Ein besonders verstörender Aspekt ist die Tatsache, dass zunehmend junge Kinder an bislang kaum vorstellbaren Gewalttaten beteiligt sind. Karin Prien sprach bei Markus Lanz den Fall der beiden 12. bzw. 13 Jahre jungen Mädchen an, die in Freudenberg eine Gleichaltrige getötet hatten und vor der Tat ganz bewusst nach dem Alter gegoogelt hatten, ab dem man als strafmündig gilt. Ob es jedoch sinnvoll ist, dieses Alter weiter abzusenken, da war sich auch die Juristin Karin Prien nicht sicher. Doch man müsste gerade bei 12- bis 14-Jährigen genauer hinsehen und vielleicht sogar Gefängnisstrafen in Betracht ziehen.
Am Ende geht es bei Markus Lanz um den Waffenhandel
Von dieser nationalen Krise, die fast jeden Bürger betrifft, sprang Markus Lanz zum Schluss seiner ZDF-Sendung zu einem internationalen Problem, dem Waffenhandel, der kaum einem Menschen im Detail bekannt ist.
Zur Sendung
Markus Lanz im ZDF. Die Sendung vom 4. Mai, 23.15 Uhr, in der Mediathek.
Der Chinese Li Fangwei gilt als gefährlichster Waffenhändler der Welt. Wobei es eigentlich gefährlichster privater Waffenhändler der Welt heißen müsste. An die Waffenverkäufe von Staaten wie den USA, Russland, Großbritannien oder auch Deutschland dürfet auch der fleißigste Privatmann kaum herankommen. Über Li jedenfalls hat der Spiegel-Journalist Frederik Obermaier zusammen mit drei Kollegen das Buch „Die Jagd auf das chinesische Phantom: Der gefährlichste Waffenhändler der Welt oder: Die Ohnmacht des Westens“ geschrieben.

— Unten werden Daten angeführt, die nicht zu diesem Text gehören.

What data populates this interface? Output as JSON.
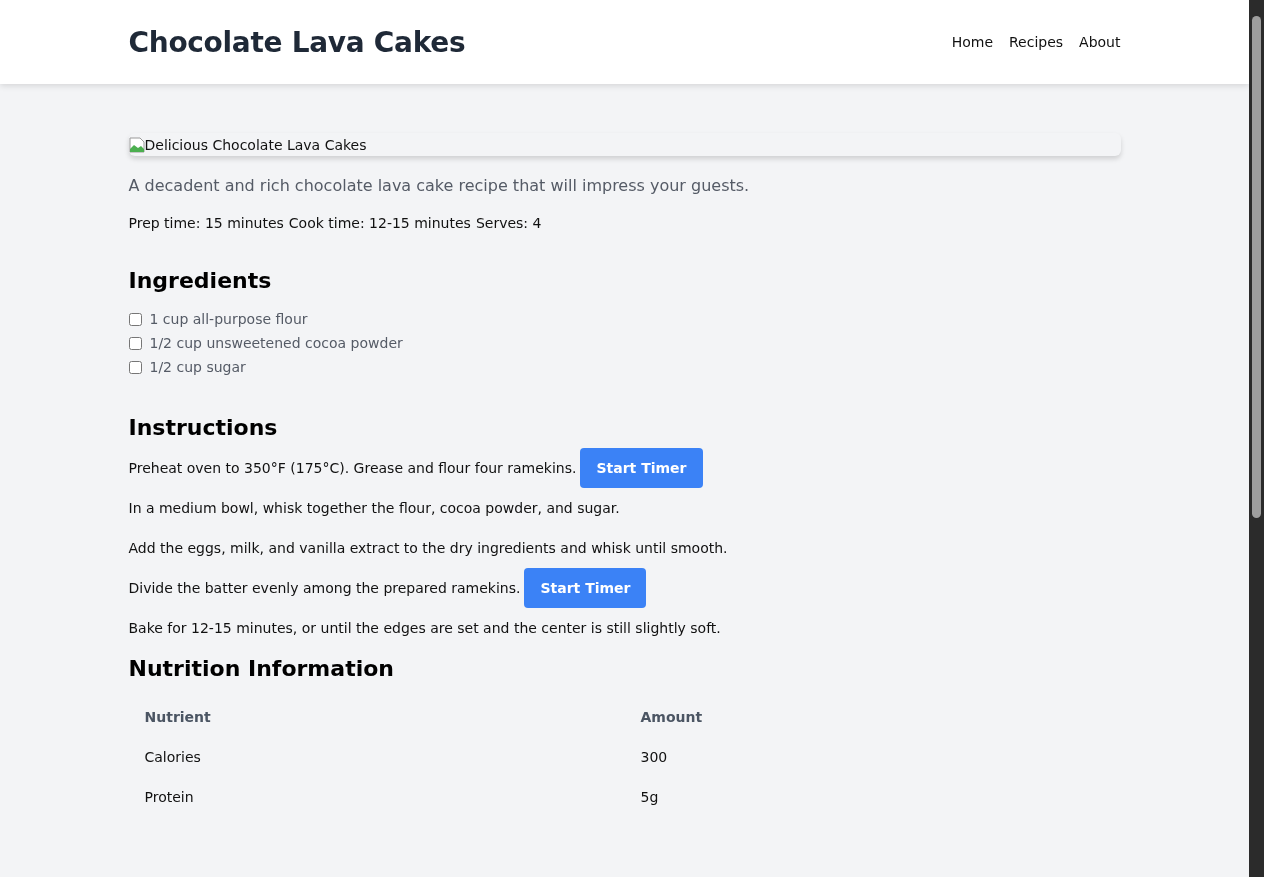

Eine spektakuläre Geschichte: Seit der Regierungszeit von George W. Bush wird Li per Steckbrief gesucht, doch eine Spur gibt es nicht. Zudem nur ein einziges, vermutlich längst veraltetes Foto. Was macht Li nun so gefährlich? Er beliefert mit seinen hochmodernen Waffen nicht nur den Iran, der immer wieder mit einem möglichen Angriff auf Israel kokettiert, sondern auch Russland. Ob Li allerdings unabhängig von der chinesischen Regierung agiert, scheint fraglich. Wahrscheinlicher ist, dass Li das macht, was offiziell nicht passieren darf. Nämlich Waffen an Länder liefert, den das chinesische Regime nicht direkt mit Waffen beliefern will.
Gewalt an deutschen Schulen und globaler Waffenhandel, zwei drängende Probleme, bei denen nicht einfach zu sagen ist, welches leichter zu lösen ist. (Michael Meyns)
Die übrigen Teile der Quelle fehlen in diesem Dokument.